We thank Young-Hoon Park1 for his interest in our article entitled ‘Correlation of visual recovery with macular height in macular-off retinal detachments’. In reply to his first point, the retina was measured after it ceased to move after postural change in both supine and sitting position respectively. We agree that standardization of positions of ultrasound probes should be done for studies and this was the case in our study protocol.

Our ultrasonic measurements were done using the CineScan 10 MHz probe. For accurate localization the probe was placed directly on the cornea after topical anaesthesia. The axial scan was done with the white line on the probe, placed in the direction of the macula so that both macula and optic nerve were visible in the axial scan (Figure 1). Measurements were taken when the correct disc configuration was obtained, ie, when the disc did not appear oblique or tilted on ultrasound. This method gives a fairly accurate reference point (disc and macula) within the scope of two-dimensional B-scan ultrasound.

Figure 1
figure 1

Diagrammatic representation of the position of the probe on the eye in order to visualize the macular area.
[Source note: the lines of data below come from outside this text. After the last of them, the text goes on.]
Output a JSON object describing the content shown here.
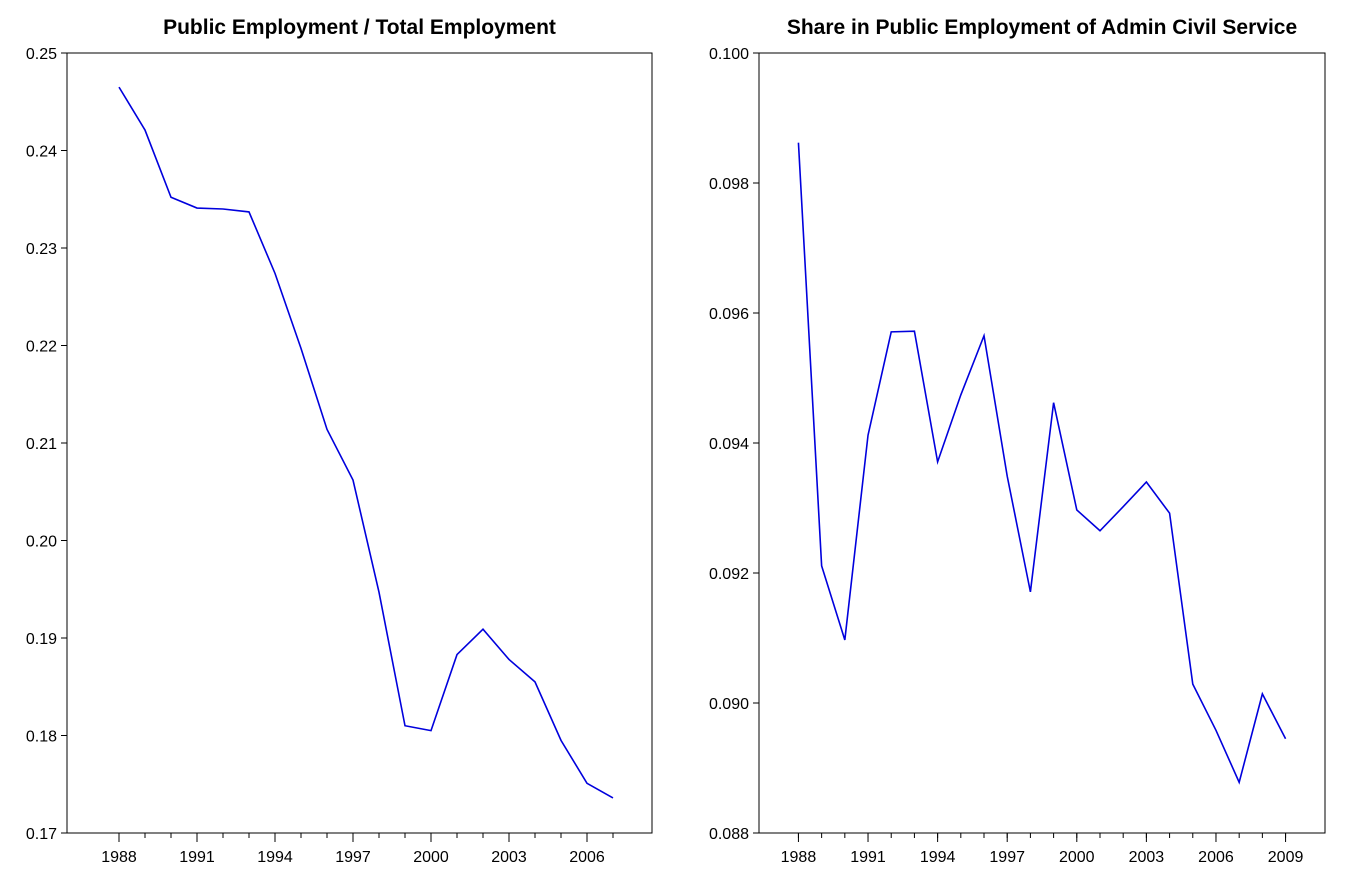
{
  "chart_data": [
    {
      "type": "line",
      "title": "Public Employment / Total Employment",
      "x": [
        1988,
        1989,
        1990,
        1991,
        1992,
        1993,
        1994,
        1995,
        1996,
        1997,
        1998,
        1999,
        2000,
        2001,
        2002,
        2003,
        2004,
        2005,
        2006,
        2007
      ],
      "series": [
        {
          "color": "#0000dd",
          "values": [
            0.2465,
            0.2421,
            0.2352,
            0.2341,
            0.234,
            0.2337,
            0.2274,
            0.2197,
            0.2114,
            0.2062,
            0.1947,
            0.181,
            0.1805,
            0.1883,
            0.1909,
            0.1878,
            0.1855,
            0.1795,
            0.1751,
            0.1736
          ]
        }
      ],
      "xlim": [
        1986,
        2008.5
      ],
      "xticks": [
        1988,
        1991,
        1994,
        1997,
        2000,
        2003,
        2006
      ],
      "ylim": [
        0.17,
        0.25
      ],
      "yticks": [
        0.17,
        0.18,
        0.19,
        {
          "value": 0.2,
          "label": "0.20"
        },
        0.21,
        0.22,
        0.23,
        0.24,
        0.25
      ]
    },
    {
      "type": "line",
      "title": "Share in Public Employment of Admin Civil Service",
      "x": [
        1988,
        1989,
        1990,
        1991,
        1992,
        1993,
        1994,
        1995,
        1996,
        1997,
        1998,
        1999,
        2000,
        2001,
        2002,
        2003,
        2004,
        2005,
        2006,
        2007,
        2008,
        2009
      ],
      "series": [
        {
          "color": "#0000dd",
          "values": [
            0.09862,
            0.09211,
            0.09097,
            0.09412,
            0.09571,
            0.09572,
            0.09371,
            0.09474,
            0.09565,
            0.09349,
            0.09171,
            0.09462,
            0.09297,
            0.09265,
            0.09302,
            0.0934,
            0.09292,
            0.09029,
            0.08958,
            0.08878,
            0.09014,
            0.08945
          ]
        }
      ],
      "xlim": [
        1986.3,
        2010.7
      ],
      "xticks": [
        1988,
        1991,
        1994,
        1997,
        2000,
        2003,
        2006,
        2009
      ],
      "ylim": [
        0.088,
        0.1
      ],
      "yticks": [
        0.088,
        {
          "value": 0.09,
          "label": "0.090"
        },
        0.092,
        0.094,
        0.096,
        0.098,
        {
          "value": 0.1,
          "label": "0.100"
        }
      ]
    }
  ]
}
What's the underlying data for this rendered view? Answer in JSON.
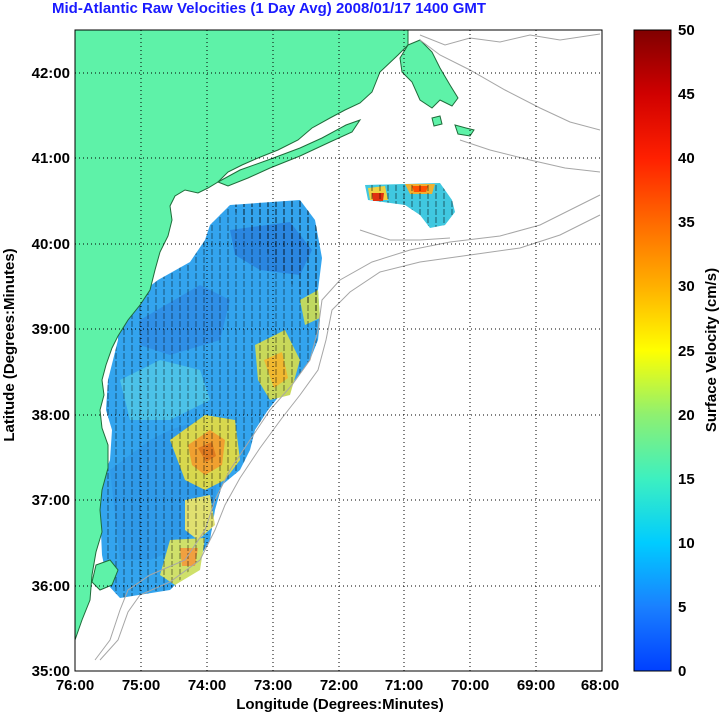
{
  "title": "Mid-Atlantic Raw Velocities (1 Day Avg) 2008/01/17 1400 GMT",
  "axes": {
    "xlabel": "Longitude (Degrees:Minutes)",
    "ylabel": "Latitude (Degrees:Minutes)",
    "xticks": [
      "76:00",
      "75:00",
      "74:00",
      "73:00",
      "72:00",
      "71:00",
      "70:00",
      "69:00",
      "68:00"
    ],
    "yticks": [
      "35:00",
      "36:00",
      "37:00",
      "38:00",
      "39:00",
      "40:00",
      "41:00",
      "42:00"
    ]
  },
  "colorbar": {
    "label": "Surface Velocity (cm/s)",
    "ticks": [
      "0",
      "5",
      "10",
      "15",
      "20",
      "25",
      "30",
      "35",
      "40",
      "45",
      "50"
    ]
  },
  "colors": {
    "land": "#5ef2a8",
    "coast": "#1f6b3a",
    "bathymetry": "#a6a6a6",
    "title": "#1a1aff",
    "grid": "#000000"
  }
}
We further standardized our measurements using markers to measure at a distance 4 mm from the centre of the disc temporally. From that point a digital caliper was used to measure the perpendicular distance between the retinal pigment epithelium and the outer neurosensory detached retina.

Although the mean macular height was higher in the sitting group (2.42+1.2 mm) than in the supine group (2.39+1.0 mm), in our study there was no significant difference according to posture (t test, P=0.9).2 There are limitations to the accuracy of measurements with two-dimensional B-scan ultrasonography; however, standardization of measurements for studies improves the validity of the results.